Где-то под ребрами образовался тугой ком, стало трудно дышать. Я выдернула из комода худи, осела на пол, а потом плакала в мятый рукав, пока не уснула.
Тогда
13
«Что ж, ты определенно по адресу. У меня куча сувениров».
«Шелли очень пойдет, у нее как раз лицо в форме сердечка».
Я проснулась от голоса мамы. Села, чувствуя, как грохочет сердце, почти ожидая увидеть ее – но обнаружила, что я все в той же комнате, все так же на полу.
Мамин голос играл в голове, точно заевшая пластинка. Я представила, как она стоит у кухонного стола в своем халате со снежинками и корзинкой всякой всячины: бейсболкой с принтом из дынь, приспособлением для лепки снежков, перчатками с искусственным мехом, бирюзовыми часами…
Меня затошнило.
– Помогите! – кричала я снова и снова, будто монстр услышит меня и передумает. Подползла к двери и стала слушать, вдруг он придет.
Тишина.
Ни других голосов, ни шагов.
Только звук льющейся по трубам воды – напоминание, что я так и не помылась. После обнаружения белья перспектива раздеваться была даже хуже запаха моей кожи и вони пота (вроде концентрированного уксуса).

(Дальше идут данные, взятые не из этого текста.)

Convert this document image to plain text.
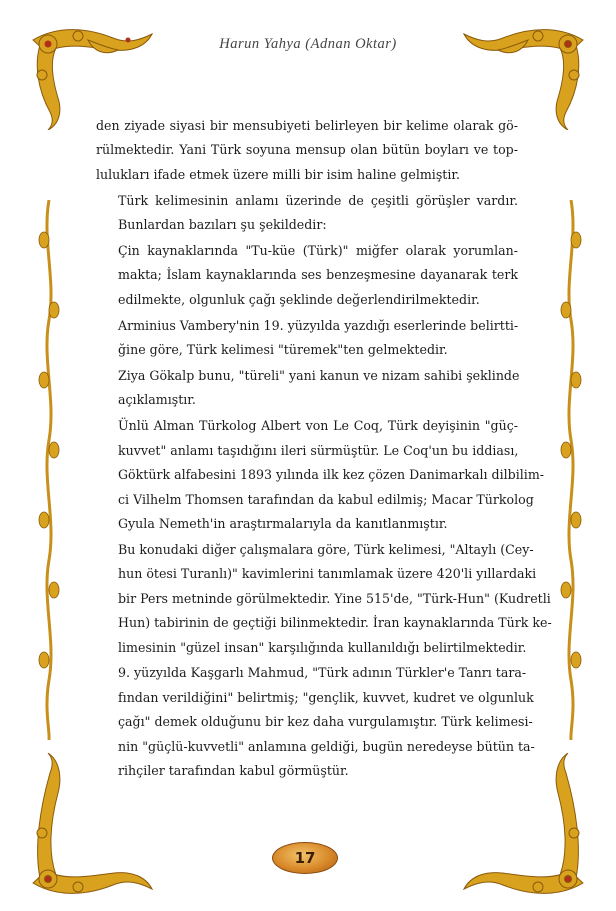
Harun Yahya (Adnan Oktar)

den ziyade siyasi bir mensubiyeti belirleyen bir kelime olarak gö-
rülmektedir. Yani Türk soyuna mensup olan bütün boyları ve top-
lulukları ifade etmek üzere milli bir isim haline gelmiştir.

Türk kelimesinin anlamı üzerinde de çeşitli görüşler vardır.
Bunlardan bazıları şu şekildedir:

Çin kaynaklarında "Tu-küe (Türk)" miğfer olarak yorumlan-
makta; İslam kaynaklarında ses benzeşmesine dayanarak terk
edilmekte, olgunluk çağı şeklinde değerlendirilmektedir.

Arminius Vambery'nin 19. yüzyılda yazdığı eserlerinde belirtti-
ğine göre, Türk kelimesi "türemek"ten gelmektedir.

Ziya Gökalp bunu, "türeli" yani kanun ve nizam sahibi şeklinde
açıklamıştır.

Ünlü Alman Türkolog Albert von Le Coq, Türk deyişinin "güç-
kuvvet" anlamı taşıdığını ileri sürmüştür. Le Coq'un bu iddiası,
Göktürk alfabesini 1893 yılında ilk kez çözen Danimarkalı dilbilim-
ci Vilhelm Thomsen tarafından da kabul edilmiş; Macar Türkolog
Gyula Nemeth'in araştırmalarıyla da kanıtlanmıştır.

Bu konudaki diğer çalışmalara göre, Türk kelimesi, "Altaylı (Cey-
hun ötesi Turanlı)" kavimlerini tanımlamak üzere 420'li yıllardaki
bir Pers metninde görülmektedir. Yine 515'de, "Türk-Hun" (Kudretli
Hun) tabirinin de geçtiği bilinmektedir. İran kaynaklarında Türk ke-
limesinin "güzel insan" karşılığında kullanıldığı belirtilmektedir.

9. yüzyılda Kaşgarlı Mahmud, "Türk adının Türkler'e Tanrı tara-
fından verildiğini" belirtmiş; "gençlik, kuvvet, kudret ve olgunluk
çağı" demek olduğunu bir kez daha vurgulamıştır. Türk kelimesi-
nin "güçlü-kuvvetli" anlamına geldiği, bugün neredeyse bütün ta-
rihçiler tarafından kabul görmüştür.

17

В конце коридора застонала дверь. Я пригнулась у лаза, ожидая щелчка замка и звона ключей. Двадцать два шага спустя его ноги наконец появились в поле моего зрения – потертые джинсы, обтрепанные края, тяжелые коричневые ботинки.
– Пожалуйста, – взмолилась я. – Чего ты хочешь? Что мне сделать?
Почему я здесь?
Кто остальные?
Он со стуком опустил поднос на пол. Я мельком разглядела простую красную футболку и ярко-зеленые часы. Никакой татуировки в виде дерева. Может, она выше? Или монстр, который приносит пищу, не тот же, что меня похитил.
– Кто ты? – взвыла я после тридцать шестой отметки. – Ты работаешь на него? Сколько он тебе платит? Мои родители дадут в четыре раза больше.
Я попыталась ухватить его за ботинки; к этому моменту я знала их досконально – каждую черточку, пятно, отметину и царапину. Иногда шнурки были завязаны двойным узлом, иногда поверхность была влажной, иногда от них пахло намокшей от дождя почвой.
Временами я бы отдала что угодно, лишь бы безликий тюремщик просто вошел в комнату и избил меня – пусть душит, швыряет об стену, режет ножом, поджигает волосы. Зато мне бы выпал шанс побороться. Зато я хотя бы отчасти ощутила извне ту грызущую боль, что пожирала меня изнутри.